A week later, Norman was kind enough to pass along the news about a UM freshman -- a 4.0 pre med student killed in a car wreck up in Broward. His mother is a UM lawyer.
Yeah -- not good to add misery in a local level to misery on a worldwide level. But on the other hand, as the great character Tevye said, it also brings perspective. Compared to the unthinkable tragedies the Lambert and Travisano families are enduring -- well - our family issues are quite manageable.
And so I stroll my beautiful neighborhood, usually in the morning and then late afternoon or evening, trying to get to my daily 10 miles, and give thanks to the Big Man.
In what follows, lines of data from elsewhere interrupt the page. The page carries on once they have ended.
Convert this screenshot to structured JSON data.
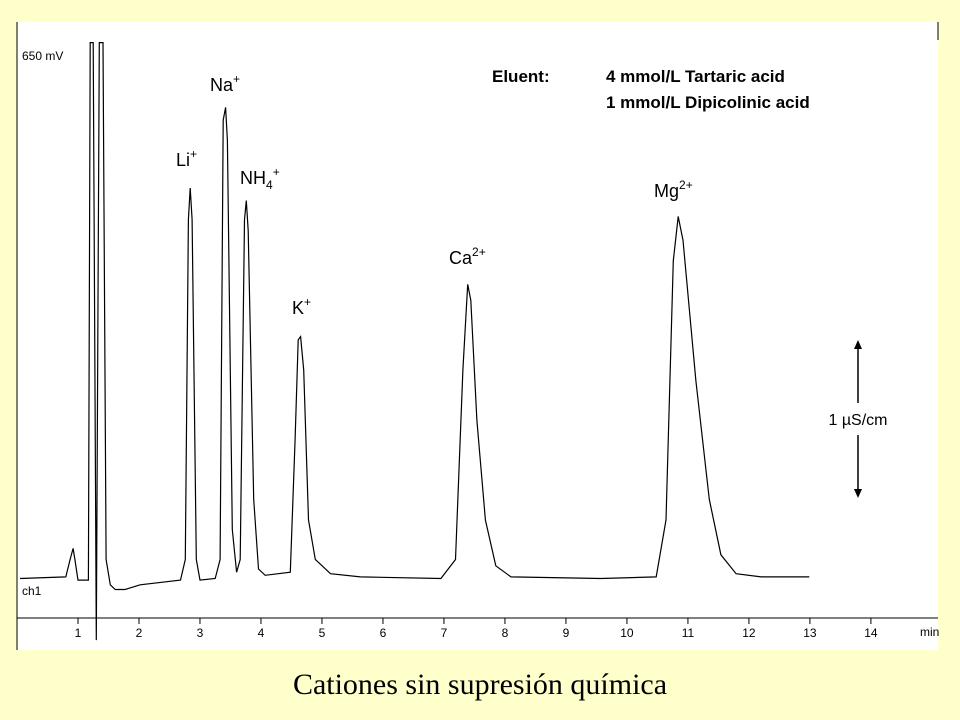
{
  "chart_data": {
    "type": "line",
    "x": [
      0.05,
      0.8,
      0.87,
      0.92,
      0.95,
      1.0,
      1.17,
      1.2,
      1.25,
      1.3,
      1.35,
      1.41,
      1.46,
      1.53,
      1.61,
      1.77,
      2.02,
      2.68,
      2.76,
      2.81,
      2.84,
      2.87,
      2.94,
      3.0,
      3.25,
      3.33,
      3.38,
      3.42,
      3.45,
      3.53,
      3.6,
      3.66,
      3.73,
      3.76,
      3.79,
      3.88,
      3.96,
      4.07,
      4.48,
      4.56,
      4.61,
      4.65,
      4.7,
      4.78,
      4.89,
      5.14,
      5.63,
      6.95,
      7.19,
      7.31,
      7.39,
      7.44,
      7.54,
      7.68,
      7.85,
      8.1,
      9.57,
      10.48,
      10.64,
      10.76,
      10.84,
      10.92,
      11.13,
      11.35,
      11.54,
      11.79,
      12.2,
      12.99
    ],
    "series": [
      {
        "color": "#000000",
        "values": [
          0.03,
          0.04,
          0.15,
          0.22,
          0.15,
          0.02,
          0.02,
          3.42,
          3.42,
          -0.36,
          3.42,
          3.42,
          0.15,
          -0.01,
          -0.04,
          -0.04,
          -0.01,
          0.02,
          0.15,
          2.3,
          2.5,
          2.3,
          0.15,
          0.02,
          0.03,
          0.15,
          2.93,
          3.01,
          2.8,
          0.34,
          0.07,
          0.15,
          2.3,
          2.42,
          2.23,
          0.53,
          0.09,
          0.05,
          0.07,
          0.91,
          1.54,
          1.56,
          1.35,
          0.4,
          0.15,
          0.06,
          0.04,
          0.03,
          0.15,
          1.35,
          1.89,
          1.79,
          1.03,
          0.4,
          0.11,
          0.04,
          0.03,
          0.04,
          0.4,
          2.04,
          2.32,
          2.17,
          1.28,
          0.53,
          0.18,
          0.06,
          0.04,
          0.04
        ]
      }
    ],
    "xlim": [
      0,
      15.1
    ],
    "ylim": [
      -0.22,
      3.55
    ],
    "xticks": [
      1,
      2,
      3,
      4,
      5,
      6,
      7,
      8,
      9,
      10,
      11,
      12,
      13,
      14
    ],
    "xlabel": "min",
    "top_label": "650 mV",
    "channel_label": "ch1",
    "annotations": [
      {
        "text": "Li",
        "sup": "+"
      },
      {
        "text": "Na",
        "sup": "+"
      },
      {
        "text": "NH",
        "sub": "4",
        "sup": "+"
      },
      {
        "text": "K",
        "sup": "+"
      },
      {
        "text": "Ca",
        "sup": "2+"
      },
      {
        "text": "Mg",
        "sup": "2+"
      }
    ],
    "eluent": {
      "label": "Eluent:",
      "lines": [
        "4 mmol/L Tartaric acid",
        "1 mmol/L Dipicolinic acid"
      ]
    },
    "scale_bar": {
      "label": "1 µS/cm",
      "value": 1
    },
    "caption": "Cationes sin supresión química"
  }
}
Yesterday was a hectic, by pandemic lockdown measures, day here at Villa Wifey. D2 came over to work with the enormous puppy, since she got word power was being cut for hours in her aging condo building. The joys of condo living -- especially in an 80s era structure -- something is always breaking in a big way.
Well, construction guys were here to install the new impact front door and two side windows we had bought last year. They put up a plastic sheet, and kept to just the front entrance area, but there was a LOT of loud banging and sawing and grinding.
D2 retreated to a quiet area by the pool for her business calls, and then the gardener came, with a cacophony of my least favorite suburban sound -- the dreaded leaf blower. So D2 retreated into what we still call Grandma Sunny's room - actually a small bedroom built to be a maid's quarters -- but we never had a live - in maid. My dear mother took that room whenever she stayed -- it was small and cozy, with a full bath right outside the door -- she felt secure and comfortable there. So there was D2 on the single bed -- doing her work -- while the noise of the workers roared around her.
The installation crew got in the door, and, as I suspected, left the two windows for today. They'll be back in a few hours to hopefully finish. The young company co-owner, Charles, assured me it'd be a one day job -- I could tell there'd be no way. And that's fine -- storm season is months away.
But it just reaffirmed that I really, really don't like home construction projects. I joked with Wifey that next time we need painting -- it'll be time to move, instead of living through it.
The Ds Facetimed in the evening, and I was outside sitting in the dark. They asked me why. I told them I was savoring the quiet, after the tumult of the day.
I truly look forward when the plague is no longer front and center -- always hovering like an ominous storm cloud.
In the mean time, I'll just keep trudging on -- without looking down.